Semantic Measures

Semantic measures TRUNAJOD methods.

The dimensions defined in this module, require external knowledge, for example synonym overlap measurement requires knowledge from a word onthology, and semantic measurements require word vectors (word embeddings) obtained from CORPUS semantics.

TRUNAJOD.semantic_measures.avg_w2v_semantic_similarity(docs, N)

Compute average semantic similarity between adjacent sentences.

This is using word2vec [MCC+13] model based on SPACY implementation. The semantic similarity is based on [FKL98] approach to compute text coherence.

Parameters
  • docs (Doc Generator) – Docs generator provided by SPACY API

  • N (int) – Number of sentences

Returns

Average sentence similarity (cosine)

Return type

float

TRUNAJOD.semantic_measures.get_synsets(lemma, synset_dict)

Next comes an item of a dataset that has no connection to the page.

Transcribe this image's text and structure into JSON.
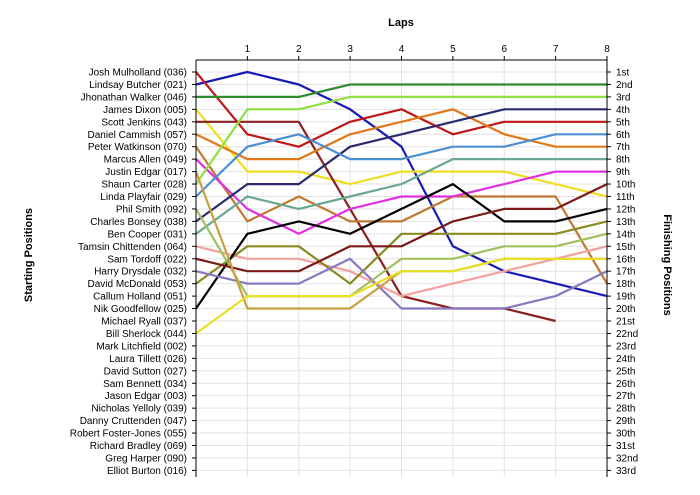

Return synonym set given a word lemma.

The function requires that the synset_dict is passed into it. In our case we provide downloadable models from MCR (Multilingual-Central-Repository). [GALR12]. If the lemma is not found in the synset_dict, then this function returns a set with the lemma in it.

Parameters
  • lemma (string) – Lemma to be look-up into the synset

  • synset_dict (Python dict) – key-value pairs, lemma to synset

Returns

The set of synonyms of a given lemma

Return type

Python set of strings

TRUNAJOD.semantic_measures.overlap(lemma_list_group, synset_dict)

Compute average overlap in a text.

Computes semantic synset overlap (synonyms), based on a lemma list group and a dictionary containing synsets. Note that the computations are carried out dividing by number of text segments considered; matches TAACO implementation. For more details about this measurement, refer to [CKM16]

Parameters
  • lemma_list_group (List of List of strings) – List of tokenized and lemmatized sentences

  • synset_dict (Python dict) – key-value pairs for lemma-synonyms

Returns

Average overlap between sentences

Return type

float

CKM16

Scott A Crossley, Kristopher Kyle, and Danielle S McNamara. The tool for the automatic analysis of text cohesion (taaco): automatic assessment of local, global, and text cohesion. Behavior research methods, 48(4):1227–1237, 2016.

FKL98

Peter W Foltz, Walter Kintsch, and Thomas K Landauer. The measurement of textual coherence with latent semantic analysis. Discourse processes, 25(2-3):285–307, 1998.

GALR12

Aitor Gonzalez-Agirre, Egoitz Laparra, and German Rigau. Multilingual central repository version 3.0. In LREC, 2525–2529. 2012.

MCC+13

Tomas Mikolov, Kai Chen, Greg Corrado, Jeffrey Dean, L Sutskever, and G Zweig. Word2vec. URL https://code. google. com/p/word2vec, 2013.